Shares will become fully vested as provided below (the “Vesting Schedule”):

 
Shares
Vesting Date
 
 
_____
<date>
 
 
_____
<date>
 
 
_____
<date>
 

Deemed Acceptance. You are required to accept the terms and conditions set forth in this Notice, the Option Agreement and the Plan, all of which are made a part of this document, within 90 days following the Grant Date (the “Acceptance Period”) in order for you to receive the Options granted to you hereunder. If you wish to decline this grant, you must expressly reject this Notice and the Option Agreement prior to the end of the Acceptance Period.
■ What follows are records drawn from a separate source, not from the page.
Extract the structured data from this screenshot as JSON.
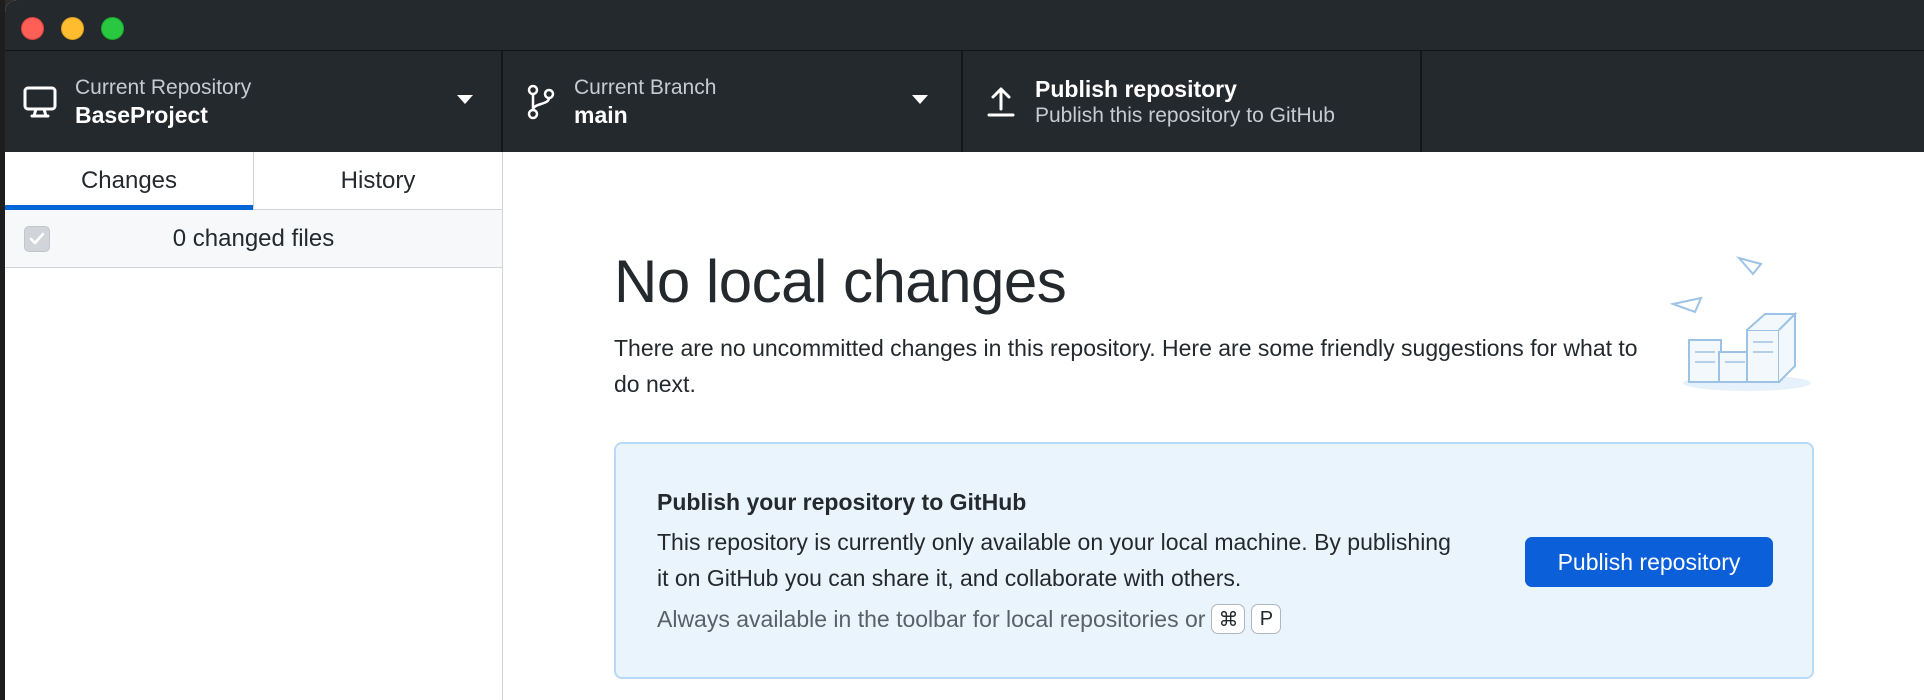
{
  "window": {
    "title": ""
  },
  "toolbar": {
    "repository": {
      "label": "Current Repository",
      "value": "BaseProject",
      "icon": "computer-icon"
    },
    "branch": {
      "label": "Current Branch",
      "value": "main",
      "icon": "git-branch-icon"
    },
    "publish": {
      "label": "Publish repository",
      "sublabel": "Publish this repository to GitHub",
      "icon": "upload-icon"
    }
  },
  "sidebar": {
    "tabs": [
      {
        "label": "Changes",
        "active": true
      },
      {
        "label": "History",
        "active": false
      }
    ],
    "changes_summary": "0 changed files"
  },
  "main": {
    "title": "No local changes",
    "description": "There are no uncommitted changes in this repository. Here are some friendly suggestions for what to do next.",
    "callout": {
      "title": "Publish your repository to GitHub",
      "body": "This repository is currently only available on your local machine. By publishing it on GitHub you can share it, and collaborate with others.",
      "hint": "Always available in the toolbar for local repositories or",
      "shortcut_keys": [
        "⌘",
        "P"
      ],
      "button_label": "Publish repository"
    }
  },
  "colors": {
    "toolbar_bg": "#24292e",
    "accent": "#0366d6",
    "callout_bg": "#eaf4fd",
    "callout_border": "#b6daf7"
  }
}
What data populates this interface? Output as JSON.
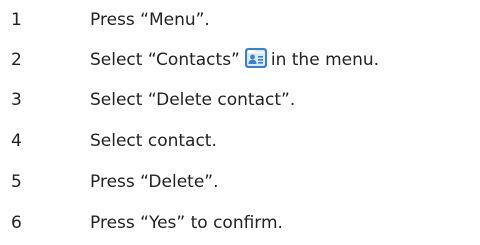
{
  "steps": [
    {
      "number": "1",
      "text": "Press “Menu”."
    },
    {
      "number": "2",
      "text_before": "Select “Contacts”",
      "icon": "contacts-icon",
      "text_after": "in the menu."
    },
    {
      "number": "3",
      "text": "Select “Delete contact”."
    },
    {
      "number": "4",
      "text": "Select contact."
    },
    {
      "number": "5",
      "text": "Press “Delete”."
    },
    {
      "number": "6",
      "text": "Press “Yes” to confirm."
    }
  ],
  "colors": {
    "text": "#222222",
    "icon_blue": "#3f7fc7",
    "icon_light": "#d9ecfb"
  }
}
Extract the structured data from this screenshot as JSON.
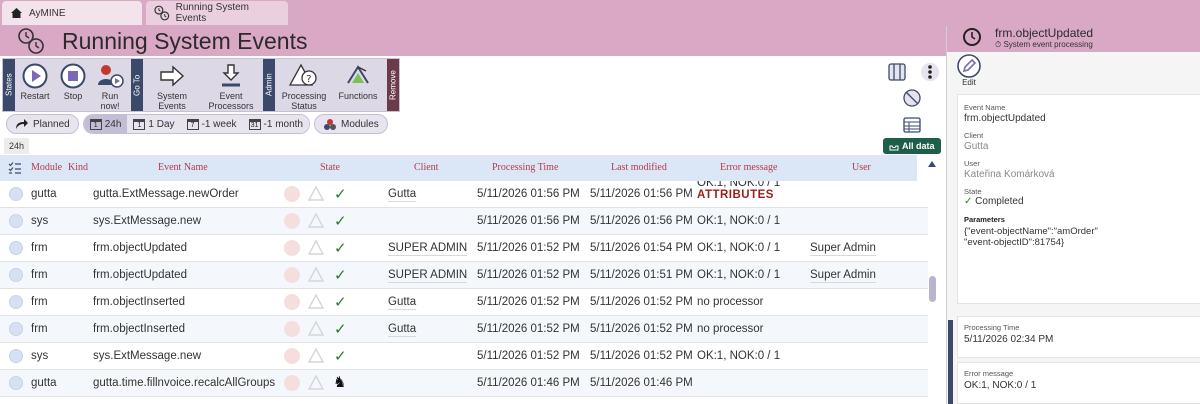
{
  "tabs": [
    {
      "label": "AyMINE",
      "icon": "home-icon"
    },
    {
      "label": "Running System Events",
      "icon": "events-icon"
    }
  ],
  "page_title": "Running System Events",
  "toolbar": {
    "states_tab": "States",
    "goto_tab": "Go To",
    "admin_tab": "Admin",
    "remove_tab": "Remove",
    "restart": "Restart",
    "stop": "Stop",
    "run_now": "Run now!",
    "system_events": "System Events",
    "event_processors": "Event Processors",
    "processing_status": "Processing Status",
    "functions": "Functions"
  },
  "filters": {
    "planned": "Planned",
    "h24": "24h",
    "day1": "1 Day",
    "week1": "-1 week",
    "month1": "-1 month",
    "modules": "Modules"
  },
  "chip_24h": "24h",
  "all_data": "All data",
  "columns": {
    "module": "Module",
    "kind": "Kind",
    "event_name": "Event Name",
    "state": "State",
    "client": "Client",
    "processing_time": "Processing Time",
    "last_modified": "Last modified",
    "error_message": "Error message",
    "user": "User"
  },
  "rows": [
    {
      "module": "gutta",
      "event": "gutta.ExtMessage.newOrder",
      "client": "Gutta",
      "proc": "5/11/2026 01:56 PM",
      "mod": "5/11/2026 01:56 PM",
      "err": "OK:1, NOK:0 / 1",
      "err2": "ATTRIBUTES",
      "user": "",
      "state": "check"
    },
    {
      "module": "sys",
      "event": "sys.ExtMessage.new",
      "client": "",
      "proc": "5/11/2026 01:56 PM",
      "mod": "5/11/2026 01:56 PM",
      "err": "OK:1, NOK:0 / 1",
      "err2": "",
      "user": "",
      "state": "check"
    },
    {
      "module": "frm",
      "event": "frm.objectUpdated",
      "client": "SUPER ADMIN",
      "proc": "5/11/2026 01:52 PM",
      "mod": "5/11/2026 01:54 PM",
      "err": "OK:1, NOK:0 / 1",
      "err2": "",
      "user": "Super Admin",
      "state": "check"
    },
    {
      "module": "frm",
      "event": "frm.objectUpdated",
      "client": "SUPER ADMIN",
      "proc": "5/11/2026 01:52 PM",
      "mod": "5/11/2026 01:51 PM",
      "err": "OK:1, NOK:0 / 1",
      "err2": "",
      "user": "Super Admin",
      "state": "check"
    },
    {
      "module": "frm",
      "event": "frm.objectInserted",
      "client": "Gutta",
      "proc": "5/11/2026 01:52 PM",
      "mod": "5/11/2026 01:52 PM",
      "err": "no processor",
      "err2": "",
      "user": "",
      "state": "check"
    },
    {
      "module": "frm",
      "event": "frm.objectInserted",
      "client": "Gutta",
      "proc": "5/11/2026 01:52 PM",
      "mod": "5/11/2026 01:52 PM",
      "err": "no processor",
      "err2": "",
      "user": "",
      "state": "check"
    },
    {
      "module": "sys",
      "event": "sys.ExtMessage.new",
      "client": "",
      "proc": "5/11/2026 01:52 PM",
      "mod": "5/11/2026 01:52 PM",
      "err": "OK:1, NOK:0 / 1",
      "err2": "",
      "user": "",
      "state": "check"
    },
    {
      "module": "gutta",
      "event": "gutta.time.fillnvoice.recalcAllGroups",
      "client": "",
      "proc": "5/11/2026 01:46 PM",
      "mod": "5/11/2026 01:46 PM",
      "err": "",
      "err2": "",
      "user": "",
      "state": "horse"
    }
  ],
  "panel": {
    "title": "frm.objectUpdated",
    "subtitle": "System event processing",
    "edit": "Edit",
    "event_name_label": "Event Name",
    "event_name": "frm.objectUpdated",
    "client_label": "Client",
    "client": "Gutta",
    "user_label": "User",
    "user": "Kateřina Komárková",
    "state_label": "State",
    "state": "Completed",
    "params_label": "Parameters",
    "params_line1": "{\"event-objectName\":\"amOrder\"",
    "params_line2": "\"event-objectID\":81754}",
    "proc_label": "Processing Time",
    "proc": "5/11/2026 02:34 PM",
    "err_label": "Error message",
    "err": "OK:1, NOK:0 / 1"
  },
  "colors": {
    "accent": "#d9a8c4",
    "nav": "#3b4a6b",
    "header_text": "#b43c4c",
    "alldata": "#1f5e49"
  }
}
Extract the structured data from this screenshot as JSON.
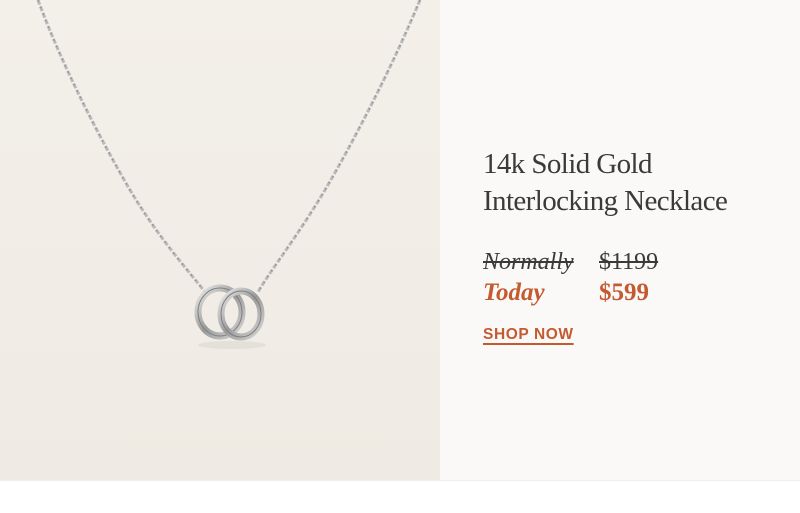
{
  "product": {
    "title_line1": "14k Solid Gold",
    "title_line2": "Interlocking Necklace",
    "normally_label": "Normally",
    "normally_price": "$1199",
    "today_label": "Today",
    "today_price": "$599",
    "cta_label": "SHOP NOW"
  },
  "colors": {
    "accent": "#c35a30",
    "text": "#3a3a3a",
    "photo_background": "#f2eee8"
  },
  "image": {
    "subject": "interlocking-rings-necklace"
  }
}
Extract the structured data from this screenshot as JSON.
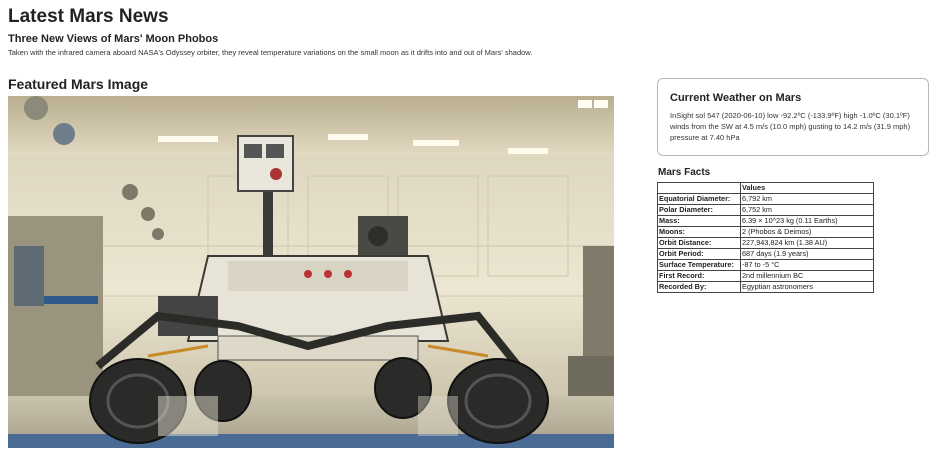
{
  "page": {
    "title": "Latest Mars News"
  },
  "news": {
    "title": "Three New Views of Mars' Moon Phobos",
    "teaser": "Taken with the infrared camera aboard NASA's Odyssey orbiter, they reveal temperature variations on the small moon as it drifts into and out of Mars' shadow."
  },
  "featured": {
    "heading": "Featured Mars Image"
  },
  "weather": {
    "title": "Current Weather on Mars",
    "text": "InSight sol 547 (2020-06-10) low -92.2ºC (-133.9ºF) high -1.0ºC (30.1ºF) winds from the SW at 4.5 m/s (10.0 mph) gusting to 14.2 m/s (31.9 mph) pressure at 7.40 hPa"
  },
  "facts": {
    "heading": "Mars Facts",
    "columns": [
      "",
      "Values"
    ],
    "rows": [
      {
        "label": "Equatorial Diameter:",
        "value": "6,792 km"
      },
      {
        "label": "Polar Diameter:",
        "value": "6,752 km"
      },
      {
        "label": "Mass:",
        "value": "6.39 × 10^23 kg (0.11 Earths)"
      },
      {
        "label": "Moons:",
        "value": "2 (Phobos & Deimos)"
      },
      {
        "label": "Orbit Distance:",
        "value": "227,943,824 km (1.38 AU)"
      },
      {
        "label": "Orbit Period:",
        "value": "687 days (1.9 years)"
      },
      {
        "label": "Surface Temperature:",
        "value": "-87 to -5 °C"
      },
      {
        "label": "First Record:",
        "value": "2nd millennium BC"
      },
      {
        "label": "Recorded By:",
        "value": "Egyptian astronomers"
      }
    ]
  }
}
For your benefit, if you have not rejected this Notice and the Option Agreement prior to the end of the Acceptance Period, you will be deemed to have automatically accepted this grant and all the terms and conditions set forth in this Notice, the Option Agreement and the Plan. Any capitalized terms used but not defined in this Notice have the same meanings given to them in the Option Agreement or the Plan.